Indian restaurant in New York City, U.S.

Bungalow is an Indian restaurant located in the East Village neighborhood of New York City.

==History==
The restaurant was founded by chef Vikas Khanna and Jimmy Rizvi, a restaurateur, and opened in 2024. Khanna has said it will be his "last restaurant" or "one of" his last restaurants. The restaurant's interior draws inspiration from country clubs in India, and was designed by Rizvi's sister, Shaila Rizvi.
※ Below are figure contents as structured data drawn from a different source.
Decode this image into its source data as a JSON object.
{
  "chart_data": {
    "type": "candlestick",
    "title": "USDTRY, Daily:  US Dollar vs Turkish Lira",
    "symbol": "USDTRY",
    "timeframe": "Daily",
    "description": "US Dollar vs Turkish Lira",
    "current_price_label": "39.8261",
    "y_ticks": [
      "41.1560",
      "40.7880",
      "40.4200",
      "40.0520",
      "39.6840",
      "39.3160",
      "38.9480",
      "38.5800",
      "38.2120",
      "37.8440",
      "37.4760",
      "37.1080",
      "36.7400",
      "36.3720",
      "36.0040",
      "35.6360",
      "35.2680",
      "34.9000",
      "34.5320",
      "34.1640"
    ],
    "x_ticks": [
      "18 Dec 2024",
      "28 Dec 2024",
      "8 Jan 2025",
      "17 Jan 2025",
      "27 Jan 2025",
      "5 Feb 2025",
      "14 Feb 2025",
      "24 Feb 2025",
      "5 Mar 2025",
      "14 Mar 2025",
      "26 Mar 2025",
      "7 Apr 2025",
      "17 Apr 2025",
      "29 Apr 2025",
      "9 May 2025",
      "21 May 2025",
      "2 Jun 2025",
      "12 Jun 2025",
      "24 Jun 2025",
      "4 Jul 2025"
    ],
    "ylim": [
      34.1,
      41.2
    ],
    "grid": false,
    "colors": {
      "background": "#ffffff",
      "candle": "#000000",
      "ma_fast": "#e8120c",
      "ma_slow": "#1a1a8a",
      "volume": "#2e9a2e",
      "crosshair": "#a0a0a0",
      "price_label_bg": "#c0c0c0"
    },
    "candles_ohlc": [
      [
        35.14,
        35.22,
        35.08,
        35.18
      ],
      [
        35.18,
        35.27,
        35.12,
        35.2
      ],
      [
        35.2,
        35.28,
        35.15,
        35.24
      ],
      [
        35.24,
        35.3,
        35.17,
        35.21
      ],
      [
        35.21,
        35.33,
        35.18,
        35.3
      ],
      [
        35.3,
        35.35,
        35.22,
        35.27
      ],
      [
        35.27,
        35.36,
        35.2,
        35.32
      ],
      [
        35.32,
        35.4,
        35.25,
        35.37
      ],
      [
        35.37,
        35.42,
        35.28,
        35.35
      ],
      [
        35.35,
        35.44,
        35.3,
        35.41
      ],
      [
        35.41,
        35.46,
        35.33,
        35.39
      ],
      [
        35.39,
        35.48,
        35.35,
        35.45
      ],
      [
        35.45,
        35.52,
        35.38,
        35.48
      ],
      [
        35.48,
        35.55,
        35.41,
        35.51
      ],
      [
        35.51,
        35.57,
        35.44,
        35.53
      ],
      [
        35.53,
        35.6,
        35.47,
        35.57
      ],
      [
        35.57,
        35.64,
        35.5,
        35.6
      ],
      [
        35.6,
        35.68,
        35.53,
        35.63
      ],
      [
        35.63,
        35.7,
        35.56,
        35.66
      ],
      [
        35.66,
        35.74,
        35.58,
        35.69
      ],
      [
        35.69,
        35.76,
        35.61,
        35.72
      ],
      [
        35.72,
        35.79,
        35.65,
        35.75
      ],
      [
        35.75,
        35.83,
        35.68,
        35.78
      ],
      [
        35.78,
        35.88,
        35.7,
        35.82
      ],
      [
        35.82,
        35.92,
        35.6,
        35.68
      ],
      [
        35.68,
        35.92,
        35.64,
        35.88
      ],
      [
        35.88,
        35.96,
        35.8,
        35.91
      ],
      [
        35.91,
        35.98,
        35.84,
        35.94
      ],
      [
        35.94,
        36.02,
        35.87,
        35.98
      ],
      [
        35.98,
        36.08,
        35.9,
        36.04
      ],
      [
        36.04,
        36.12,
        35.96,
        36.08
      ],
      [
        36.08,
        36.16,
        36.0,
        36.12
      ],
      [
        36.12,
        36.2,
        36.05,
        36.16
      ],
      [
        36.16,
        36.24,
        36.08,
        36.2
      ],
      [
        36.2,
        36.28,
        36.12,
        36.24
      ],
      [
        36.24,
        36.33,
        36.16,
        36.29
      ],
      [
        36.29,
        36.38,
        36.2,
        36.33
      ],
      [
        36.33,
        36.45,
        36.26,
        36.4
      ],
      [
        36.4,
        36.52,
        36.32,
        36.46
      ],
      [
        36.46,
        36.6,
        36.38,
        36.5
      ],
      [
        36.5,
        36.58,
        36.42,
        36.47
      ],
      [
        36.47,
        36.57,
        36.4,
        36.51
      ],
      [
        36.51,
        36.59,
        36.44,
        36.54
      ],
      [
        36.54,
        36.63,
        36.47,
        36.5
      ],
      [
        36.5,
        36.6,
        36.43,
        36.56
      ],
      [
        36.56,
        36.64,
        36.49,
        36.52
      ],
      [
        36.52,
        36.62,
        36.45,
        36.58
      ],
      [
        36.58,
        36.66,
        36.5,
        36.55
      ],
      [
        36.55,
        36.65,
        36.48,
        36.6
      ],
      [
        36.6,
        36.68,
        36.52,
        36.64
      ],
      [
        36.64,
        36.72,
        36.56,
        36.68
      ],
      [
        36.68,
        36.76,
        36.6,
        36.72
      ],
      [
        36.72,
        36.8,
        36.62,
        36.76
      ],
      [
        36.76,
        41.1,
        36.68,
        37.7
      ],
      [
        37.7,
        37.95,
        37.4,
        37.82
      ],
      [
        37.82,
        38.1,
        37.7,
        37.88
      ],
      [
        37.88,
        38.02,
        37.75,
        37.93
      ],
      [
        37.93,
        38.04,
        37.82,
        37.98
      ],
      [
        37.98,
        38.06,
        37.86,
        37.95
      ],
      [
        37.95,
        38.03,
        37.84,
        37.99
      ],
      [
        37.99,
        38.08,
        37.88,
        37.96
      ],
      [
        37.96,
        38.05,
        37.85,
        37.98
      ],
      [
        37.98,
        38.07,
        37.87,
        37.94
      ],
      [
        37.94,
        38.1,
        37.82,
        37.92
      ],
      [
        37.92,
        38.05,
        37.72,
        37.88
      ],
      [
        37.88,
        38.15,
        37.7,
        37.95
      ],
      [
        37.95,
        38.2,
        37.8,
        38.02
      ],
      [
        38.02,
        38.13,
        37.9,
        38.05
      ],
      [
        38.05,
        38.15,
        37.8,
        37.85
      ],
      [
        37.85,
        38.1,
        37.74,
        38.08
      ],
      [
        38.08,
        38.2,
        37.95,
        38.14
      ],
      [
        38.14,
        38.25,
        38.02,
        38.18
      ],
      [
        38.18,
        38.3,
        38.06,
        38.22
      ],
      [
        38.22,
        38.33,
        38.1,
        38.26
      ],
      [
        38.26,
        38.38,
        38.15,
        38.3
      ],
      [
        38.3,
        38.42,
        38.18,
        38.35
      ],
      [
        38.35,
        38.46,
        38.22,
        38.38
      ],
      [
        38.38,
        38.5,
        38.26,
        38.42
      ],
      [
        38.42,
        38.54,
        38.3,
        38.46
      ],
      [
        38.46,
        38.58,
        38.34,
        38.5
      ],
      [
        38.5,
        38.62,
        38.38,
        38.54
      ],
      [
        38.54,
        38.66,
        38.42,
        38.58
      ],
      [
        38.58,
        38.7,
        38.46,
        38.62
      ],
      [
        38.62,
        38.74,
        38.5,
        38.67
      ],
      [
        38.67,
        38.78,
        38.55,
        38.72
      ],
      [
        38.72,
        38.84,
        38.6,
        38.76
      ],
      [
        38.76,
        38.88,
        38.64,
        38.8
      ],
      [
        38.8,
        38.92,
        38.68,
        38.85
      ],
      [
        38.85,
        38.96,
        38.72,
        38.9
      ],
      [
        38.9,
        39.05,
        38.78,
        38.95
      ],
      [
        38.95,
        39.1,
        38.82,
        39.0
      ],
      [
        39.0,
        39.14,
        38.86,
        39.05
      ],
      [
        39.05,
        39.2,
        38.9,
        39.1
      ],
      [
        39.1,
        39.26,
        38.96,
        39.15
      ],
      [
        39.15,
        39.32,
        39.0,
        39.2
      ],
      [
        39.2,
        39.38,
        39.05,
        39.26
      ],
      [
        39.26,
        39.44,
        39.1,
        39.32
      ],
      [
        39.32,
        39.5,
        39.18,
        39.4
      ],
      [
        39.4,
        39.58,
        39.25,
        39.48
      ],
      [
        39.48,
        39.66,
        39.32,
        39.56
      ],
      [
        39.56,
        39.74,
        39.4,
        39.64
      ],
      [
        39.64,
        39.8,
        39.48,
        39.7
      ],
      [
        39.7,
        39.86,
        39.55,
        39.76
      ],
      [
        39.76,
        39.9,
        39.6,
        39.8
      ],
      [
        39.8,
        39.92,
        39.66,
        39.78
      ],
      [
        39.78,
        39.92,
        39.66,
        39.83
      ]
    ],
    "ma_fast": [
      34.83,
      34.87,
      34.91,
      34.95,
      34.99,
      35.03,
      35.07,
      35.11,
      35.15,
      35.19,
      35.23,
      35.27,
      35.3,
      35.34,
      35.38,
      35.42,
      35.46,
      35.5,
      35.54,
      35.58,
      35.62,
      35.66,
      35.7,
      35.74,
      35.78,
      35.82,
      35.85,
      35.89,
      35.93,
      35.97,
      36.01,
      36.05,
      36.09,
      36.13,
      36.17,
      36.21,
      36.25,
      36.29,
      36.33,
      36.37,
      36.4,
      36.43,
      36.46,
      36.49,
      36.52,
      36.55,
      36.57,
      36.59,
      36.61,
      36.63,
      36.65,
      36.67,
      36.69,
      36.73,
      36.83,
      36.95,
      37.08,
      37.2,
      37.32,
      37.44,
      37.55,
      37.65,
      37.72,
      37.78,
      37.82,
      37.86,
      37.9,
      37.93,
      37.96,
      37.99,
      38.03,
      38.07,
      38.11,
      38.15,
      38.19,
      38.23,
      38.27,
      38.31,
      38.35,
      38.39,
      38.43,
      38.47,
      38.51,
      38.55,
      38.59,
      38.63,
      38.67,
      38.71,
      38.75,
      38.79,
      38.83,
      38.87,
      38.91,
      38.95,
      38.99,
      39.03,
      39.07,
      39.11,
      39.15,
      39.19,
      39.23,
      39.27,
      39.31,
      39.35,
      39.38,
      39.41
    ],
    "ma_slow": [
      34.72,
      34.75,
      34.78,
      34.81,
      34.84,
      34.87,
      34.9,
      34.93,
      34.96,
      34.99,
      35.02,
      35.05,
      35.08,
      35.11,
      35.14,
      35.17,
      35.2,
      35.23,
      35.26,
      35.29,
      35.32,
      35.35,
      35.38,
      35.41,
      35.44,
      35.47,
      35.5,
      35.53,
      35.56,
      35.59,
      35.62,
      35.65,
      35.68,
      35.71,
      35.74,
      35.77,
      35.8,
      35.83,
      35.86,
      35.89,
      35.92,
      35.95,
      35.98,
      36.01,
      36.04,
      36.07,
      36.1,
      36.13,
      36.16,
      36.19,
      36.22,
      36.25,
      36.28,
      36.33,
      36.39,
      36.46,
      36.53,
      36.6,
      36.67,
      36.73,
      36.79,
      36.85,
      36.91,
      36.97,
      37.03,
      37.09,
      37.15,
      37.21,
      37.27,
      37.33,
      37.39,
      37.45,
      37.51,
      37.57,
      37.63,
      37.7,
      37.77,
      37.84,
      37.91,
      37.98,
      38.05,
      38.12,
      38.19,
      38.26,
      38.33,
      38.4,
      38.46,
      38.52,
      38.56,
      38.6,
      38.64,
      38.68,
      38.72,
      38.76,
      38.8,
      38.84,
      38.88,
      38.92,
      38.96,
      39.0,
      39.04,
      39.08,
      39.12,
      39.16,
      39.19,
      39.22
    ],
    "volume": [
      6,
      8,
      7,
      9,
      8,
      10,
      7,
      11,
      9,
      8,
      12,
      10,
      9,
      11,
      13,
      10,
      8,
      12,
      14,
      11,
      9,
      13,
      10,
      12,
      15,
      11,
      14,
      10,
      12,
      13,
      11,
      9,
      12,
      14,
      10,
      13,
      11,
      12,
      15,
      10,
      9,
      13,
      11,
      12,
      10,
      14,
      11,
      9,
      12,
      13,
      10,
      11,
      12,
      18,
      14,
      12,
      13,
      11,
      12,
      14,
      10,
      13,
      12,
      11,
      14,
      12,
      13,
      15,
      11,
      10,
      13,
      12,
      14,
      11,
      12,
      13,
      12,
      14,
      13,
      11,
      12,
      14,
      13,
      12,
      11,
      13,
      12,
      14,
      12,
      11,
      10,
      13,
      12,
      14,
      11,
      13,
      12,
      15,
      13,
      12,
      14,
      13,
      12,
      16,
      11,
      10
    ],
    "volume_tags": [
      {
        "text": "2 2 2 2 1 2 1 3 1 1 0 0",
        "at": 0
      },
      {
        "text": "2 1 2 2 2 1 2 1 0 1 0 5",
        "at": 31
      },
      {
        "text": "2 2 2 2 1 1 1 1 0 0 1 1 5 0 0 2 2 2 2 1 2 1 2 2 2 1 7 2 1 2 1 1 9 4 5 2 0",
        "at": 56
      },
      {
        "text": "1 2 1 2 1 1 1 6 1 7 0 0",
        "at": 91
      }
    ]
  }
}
The Infatuation included Bungalow on a list of the "Toughest Reservations" to get in New York City in June 2024.

==Reviews and accolades==
Writing for Bloomberg in June 2024, Bobby Ghosh referred to the restaurant as the "most exciting" recently opened Indian restaurant in New York City. In a review published by Gotham, Chandler Presson praised Bungalow's interior design and food. Priya Krishna, in her first review for The New York Times as interim restaurant critic, awarded Bungalow three stars.

The restaurant was added to the Michelin Guide for New York City in June 2024, alongside other restaurants including Coqodaq.